Windows Update 25H2 might trigger incorrect alerts in antivirus programs.
Windows Update 25H2 might trigger incorrect alerts in antivirus programs.
I just wanted to let the group know about this. On Wednesday, October 22nd, I powered down my computer to apply updates. It installed the latest 25H2 update. When I restarted it again today, October 24th, I received immediate warnings from my Bitdefender antivirus about suspicious code lines. Checking the Bitdefender logs revealed continuous detection and attempts to clean the process, but since it’s a critical file (WMIC.exe), Windows keeps restarting it, creating an endless loop. I’ve already reported this to Microsoft Tech Support while chatting with them. I’m hoping they’ll resolve it soon. It would be helpful if others in the tech community also noticed this problem.
I had to bring back point for my sister's laptop after some updates, but I don’t know if it was connected at all since I couldn’t use Explorer to fix anything. I just did a restorepoint and put deferred updates in so she could leave on her vacation. It seems her laptop was the last in the family running Norton. It’s odd how she ended up being the first on Windows 11 and the last to ditch Norton.
it’s just frustrating. I explained the issue and they directed me to another “expert” who claims to be reviewing our conversation. They then ask the same questions again, as if they’re repeating what was already answered in prior messages. They sent me to a feedback hub, which seems like the proper place for input, but it’s not functioning correctly—my login fails and I get an error. Interestingly, I left feedback using the same account and password just five minutes before, so the problem isn’t with my credentials. Well, I’ll include the transcript with Clifford as well; he was very courteous.

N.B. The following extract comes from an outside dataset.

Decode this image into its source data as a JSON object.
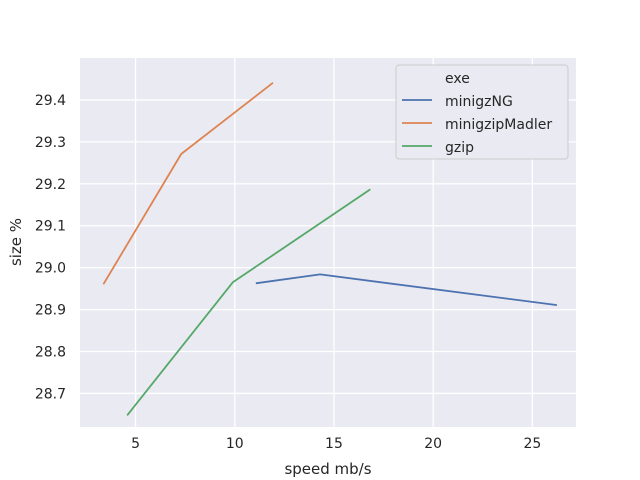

It seems a harmful command line was sent to WMIC.exe. The tool is likely being exploited by malware, though WMIC itself isn't the threat. Bitdefender has already blocked this behavior. You might want to check the VMIC.exe file on VirusTotal for confirmation.
You haven't noticed anything unusual before, but now you're experiencing alerts right after your update. It might not be malware, but it could be related to the change. Check if other apps behave oddly or if you see any new messages.
Check the VirusTotal page for uploading files to test. They also offer a linkscanner feature that can help. Note that WMIC isn’t recommended for use by Microsoft after 25H2. For more details, refer to the support article. If you're unsure about your system, consider running a full scan with BitDefender.
I have just uploaded it. No threats detected in the file on VirusTotal. Indeed, this makes me concerned since the warnings have vanished suddenly. Could I really have been targeted by malware? How can I resolve and eliminate it when neither Windows Defender nor Bitdefender seems able to find or fix the problem? It would have been helpful if a Windows expert were aware that WMIC.exe is no longer active.
The conversation seemed more like a random cartoon following a set guide rather than a technical discussion. You were directed to a feedback app, and it appears Microsoft may have replaced its WMIC script with AI features in Windows 11. It's unclear if this was intentional or just a workaround for the update changes. For clearer answers, you might ask Windows support directly about the 25H2 update.